I have a training script which I launch using torch.distributed.launch
on multiple GPUs. I would like to set a time limit, so that my training will early stop without surpassing this limit. Something like this:
# for storing the running times of the last 3 epochs
epoch_time_queue = deque(maxlen=3)
start_time = time.time()
for epoch in range(start_epoch, args.epochs):
start_epoch_time = time.time()
# training
train_epoch(...)
# validation
eval_epoch(...)
# epoch time in minutes
epoch_time = (time.time() - start_epoch_time)/60
# average duration of the last 3 epochs
epoch_time_queue.append(epoch_time)
avg_time = sum(epoch_time_queue)/len(epoch_time_queue)

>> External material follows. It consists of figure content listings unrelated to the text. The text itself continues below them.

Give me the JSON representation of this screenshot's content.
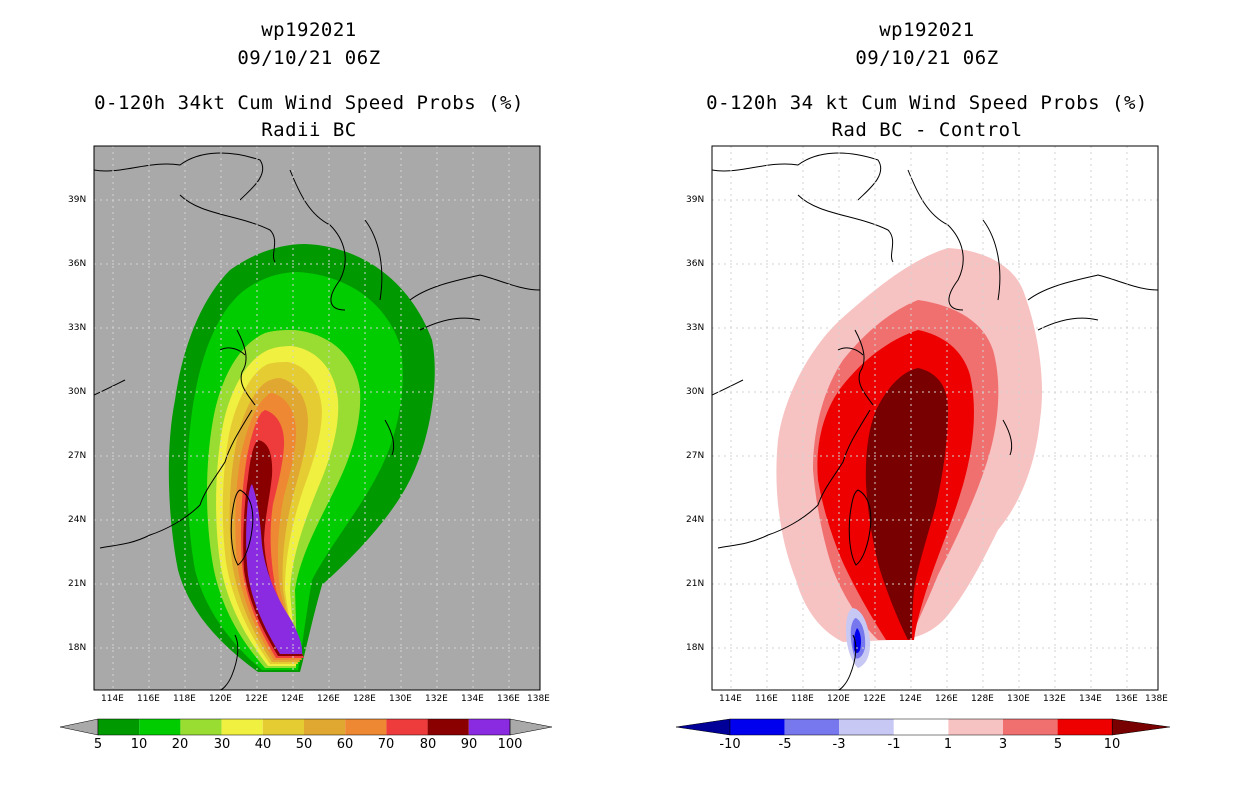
{
  "left_panel": {
    "storm_id": "wp192021",
    "datetime": "09/10/21 06Z",
    "title": "0-120h 34kt Cum Wind Speed Probs (%)",
    "subtitle": "Radii BC",
    "colorbar_labels": [
      "5",
      "10",
      "20",
      "30",
      "40",
      "50",
      "60",
      "70",
      "80",
      "90",
      "100"
    ],
    "colorbar_colors": [
      "#009a00",
      "#00cc00",
      "#99dd33",
      "#f0f040",
      "#e6cc33",
      "#e0a830",
      "#ee8833",
      "#ee3c3c",
      "#8a0000",
      "#8a2be2"
    ],
    "background_color": "#a9a9a9"
  },
  "right_panel": {
    "storm_id": "wp192021",
    "datetime": "09/10/21 06Z",
    "title": "0-120h 34 kt Cum Wind Speed Probs (%)",
    "subtitle": "Rad BC - Control",
    "colorbar_labels": [
      "-10",
      "-5",
      "-3",
      "-1",
      "1",
      "3",
      "5",
      "10"
    ],
    "colorbar_colors": [
      "#000099",
      "#0000ee",
      "#7777ee",
      "#c8c8f5",
      "#ffffff",
      "#f7c2c2",
      "#f07070",
      "#ee0000",
      "#780000"
    ],
    "background_color": "#ffffff"
  },
  "lon_labels": [
    "114E",
    "116E",
    "118E",
    "120E",
    "122E",
    "124E",
    "126E",
    "128E",
    "130E",
    "132E",
    "134E",
    "136E",
    "138E"
  ],
  "lat_labels": [
    "39N",
    "36N",
    "33N",
    "30N",
    "27N",
    "24N",
    "21N",
    "18N"
  ]
}
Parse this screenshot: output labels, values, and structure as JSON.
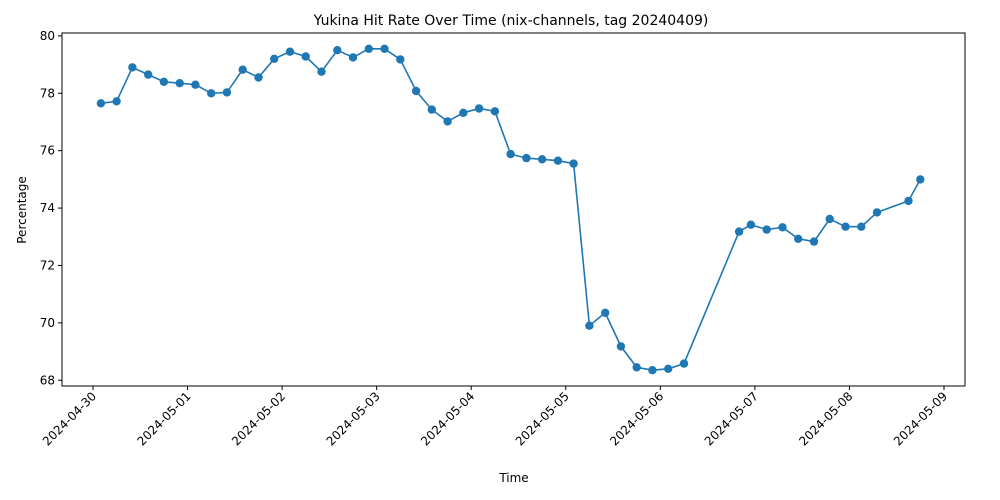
{
  "chart_data": {
    "type": "line",
    "title": "Yukina Hit Rate Over Time (nix-channels, tag 20240409)",
    "xlabel": "Time",
    "ylabel": "Percentage",
    "xlim": [
      "2024-04-29T16:08",
      "2024-05-09T05:20"
    ],
    "ylim": [
      67.8,
      80.1
    ],
    "x_ticks": [
      "2024-04-30",
      "2024-05-01",
      "2024-05-02",
      "2024-05-03",
      "2024-05-04",
      "2024-05-05",
      "2024-05-06",
      "2024-05-07",
      "2024-05-08",
      "2024-05-09"
    ],
    "y_ticks": [
      68,
      70,
      72,
      74,
      76,
      78,
      80
    ],
    "grid": false,
    "line_color": "#1f77b4",
    "marker": "circle",
    "series": [
      {
        "x": [
          "2024-04-30T02:00",
          "2024-04-30T06:00",
          "2024-04-30T10:00",
          "2024-04-30T14:00",
          "2024-04-30T18:00",
          "2024-04-30T22:00",
          "2024-05-01T02:00",
          "2024-05-01T06:00",
          "2024-05-01T10:00",
          "2024-05-01T14:00",
          "2024-05-01T18:00",
          "2024-05-01T22:00",
          "2024-05-02T02:00",
          "2024-05-02T06:00",
          "2024-05-02T10:00",
          "2024-05-02T14:00",
          "2024-05-02T18:00",
          "2024-05-02T22:00",
          "2024-05-03T02:00",
          "2024-05-03T06:00",
          "2024-05-03T10:00",
          "2024-05-03T14:00",
          "2024-05-03T18:00",
          "2024-05-03T22:00",
          "2024-05-04T02:00",
          "2024-05-04T06:00",
          "2024-05-04T10:00",
          "2024-05-04T14:00",
          "2024-05-04T18:00",
          "2024-05-04T22:00",
          "2024-05-05T02:00",
          "2024-05-05T06:00",
          "2024-05-05T10:00",
          "2024-05-05T14:00",
          "2024-05-05T18:00",
          "2024-05-05T22:00",
          "2024-05-06T02:00",
          "2024-05-06T06:00",
          "2024-05-06T20:00",
          "2024-05-06T23:00",
          "2024-05-07T03:00",
          "2024-05-07T07:00",
          "2024-05-07T11:00",
          "2024-05-07T15:00",
          "2024-05-07T19:00",
          "2024-05-07T23:00",
          "2024-05-08T03:00",
          "2024-05-08T07:00",
          "2024-05-08T15:00",
          "2024-05-08T18:00"
        ],
        "values": [
          77.65,
          77.72,
          78.9,
          78.65,
          78.4,
          78.35,
          78.3,
          78.0,
          78.03,
          78.82,
          78.55,
          79.2,
          79.45,
          79.28,
          78.75,
          79.5,
          79.25,
          79.55,
          79.55,
          79.18,
          78.08,
          77.43,
          77.02,
          77.32,
          77.47,
          77.37,
          75.88,
          75.74,
          75.7,
          75.65,
          75.55,
          69.9,
          70.35,
          69.18,
          68.45,
          68.35,
          68.4,
          68.58,
          73.18,
          73.42,
          73.25,
          73.33,
          72.93,
          72.83,
          73.62,
          73.35,
          73.35,
          73.85,
          74.25,
          75.0
        ]
      }
    ]
  }
}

# if the next epoch will likely surpass the time limit, then stop here
estimated_next_total_time = (time.time() - start_time)/60 + avg_time
if args.time_limit > 0 and estimated_next_total_time > args.time_limit:
break
The issue is that the elapsed time may be different between processes. For example, at the end of the 5th epoch, the process on GPU1 may think that it will surpass the time limit at the next (6th) epoch by a few seconds, so it stops; while GPU2 thinks that it will be able to finish the 6th epoch a few seconds before the limit, so it will continue, which is not good.
I would like to know if there is a way for the processes to communicate about this. Ideally, a process should wait for all the other processes to finish the current epoch to decide whether to go for the next epoch or not.